Colonizer Prohibiting Native Tongues
According to Margulis and Nowakoski (1996), During colonization, colonizers usually imposed their language onto the peoples they colonized, forbidding natives to speak their mother tongues. In some cases colonizers systematically prohibited native languages.” Ngũgĩ wa Thiong’o asserts that the process “annihilate[s] a people’s belief in their names, in their languages, in their environment, in their heritage of struggle, in their unity, in their capacities and ultimately in themselves.”
Thanks to the Hong Kong educational authorities’ financial enticement and executive threat, now 70% of primary schools and 40% of secondary schools in HK teach the Chinese subject and in some cases even other subjects in Putonghua.
HK Cantonese Endangered
As a telephone-survey from 2015 revealed, a combined total of 77% of the HK respondents indicated the language was endangered (Bacon-Shone, Bolton, and Luke 2015:27).

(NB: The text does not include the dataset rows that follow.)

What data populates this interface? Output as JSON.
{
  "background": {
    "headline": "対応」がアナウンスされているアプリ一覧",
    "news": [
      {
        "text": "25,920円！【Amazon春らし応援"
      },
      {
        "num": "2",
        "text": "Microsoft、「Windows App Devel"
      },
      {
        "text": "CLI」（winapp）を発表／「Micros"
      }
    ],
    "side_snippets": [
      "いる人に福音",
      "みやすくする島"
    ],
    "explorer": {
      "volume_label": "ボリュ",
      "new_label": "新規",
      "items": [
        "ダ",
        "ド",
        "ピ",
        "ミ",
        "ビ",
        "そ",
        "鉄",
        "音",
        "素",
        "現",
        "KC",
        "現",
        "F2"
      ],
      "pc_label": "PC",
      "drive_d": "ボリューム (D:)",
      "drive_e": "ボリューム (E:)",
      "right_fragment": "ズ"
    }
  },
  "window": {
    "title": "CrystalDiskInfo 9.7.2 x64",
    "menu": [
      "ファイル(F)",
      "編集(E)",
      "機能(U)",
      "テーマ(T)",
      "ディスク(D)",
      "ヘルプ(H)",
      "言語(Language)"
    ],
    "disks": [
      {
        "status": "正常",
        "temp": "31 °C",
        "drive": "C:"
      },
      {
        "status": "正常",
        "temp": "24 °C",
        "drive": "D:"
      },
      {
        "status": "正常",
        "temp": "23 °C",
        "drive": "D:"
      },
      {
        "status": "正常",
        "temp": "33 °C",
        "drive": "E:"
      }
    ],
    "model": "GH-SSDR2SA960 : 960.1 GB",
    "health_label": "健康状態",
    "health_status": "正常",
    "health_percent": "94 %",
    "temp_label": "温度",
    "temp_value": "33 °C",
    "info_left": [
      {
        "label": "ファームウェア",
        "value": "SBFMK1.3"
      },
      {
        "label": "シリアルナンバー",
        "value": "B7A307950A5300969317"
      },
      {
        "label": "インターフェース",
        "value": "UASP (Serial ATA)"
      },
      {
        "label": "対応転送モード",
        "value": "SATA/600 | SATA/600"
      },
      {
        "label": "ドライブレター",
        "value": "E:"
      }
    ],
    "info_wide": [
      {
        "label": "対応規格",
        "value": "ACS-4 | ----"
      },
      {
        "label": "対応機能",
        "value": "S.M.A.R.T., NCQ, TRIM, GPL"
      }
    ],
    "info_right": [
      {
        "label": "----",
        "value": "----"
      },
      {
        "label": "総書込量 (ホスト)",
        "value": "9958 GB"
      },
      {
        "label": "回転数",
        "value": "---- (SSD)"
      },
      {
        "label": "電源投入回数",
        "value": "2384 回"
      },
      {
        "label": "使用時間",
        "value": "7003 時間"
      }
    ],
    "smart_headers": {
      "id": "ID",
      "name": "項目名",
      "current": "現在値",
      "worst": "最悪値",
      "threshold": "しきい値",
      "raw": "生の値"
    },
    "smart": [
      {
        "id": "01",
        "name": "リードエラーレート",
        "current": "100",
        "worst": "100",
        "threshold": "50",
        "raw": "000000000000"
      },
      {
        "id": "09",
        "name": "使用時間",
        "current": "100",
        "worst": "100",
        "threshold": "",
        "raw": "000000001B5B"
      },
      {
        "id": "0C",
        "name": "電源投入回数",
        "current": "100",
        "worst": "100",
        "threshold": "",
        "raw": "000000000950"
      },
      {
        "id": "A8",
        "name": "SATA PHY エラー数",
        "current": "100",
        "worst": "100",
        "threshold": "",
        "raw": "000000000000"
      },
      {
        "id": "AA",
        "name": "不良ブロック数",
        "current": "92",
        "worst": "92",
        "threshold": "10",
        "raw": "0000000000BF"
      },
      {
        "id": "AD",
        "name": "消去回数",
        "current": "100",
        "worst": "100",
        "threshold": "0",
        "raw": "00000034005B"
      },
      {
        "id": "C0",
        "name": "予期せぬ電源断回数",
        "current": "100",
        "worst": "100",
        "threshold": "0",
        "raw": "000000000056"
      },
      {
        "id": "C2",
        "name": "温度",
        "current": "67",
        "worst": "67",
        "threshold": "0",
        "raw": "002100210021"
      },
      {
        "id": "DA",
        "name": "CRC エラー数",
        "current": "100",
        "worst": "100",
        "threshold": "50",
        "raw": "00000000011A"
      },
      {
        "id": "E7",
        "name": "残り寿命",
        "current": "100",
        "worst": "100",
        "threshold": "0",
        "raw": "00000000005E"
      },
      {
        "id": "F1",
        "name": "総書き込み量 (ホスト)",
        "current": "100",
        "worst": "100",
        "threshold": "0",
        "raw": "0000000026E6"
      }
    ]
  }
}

Professor Robert Bauer (2018), an American scholar specialized in the field of HK Cantonese phonology and sociolinguistics, warns that the current trend continues, HK Cantonese will eventually stop existing. “If we want to find a portent of the future fate of Hong Kong Cantonese, I believe all we need do is to look at what has happened to Guangzhou Cantonese which in my view is a harbinger of things to come in Hong Kong. In Guangzhou the language has gone into a sharp decline and become essentially marginalized, as it has ceased being spoken in official domains and the schools some years ago.” HK Cantonese, asserts Bauer, “is becoming an endangered language within the next few generations as schoolchildren switch over to speaking Pŭtōnghuà; and that means it could eventually even die out.”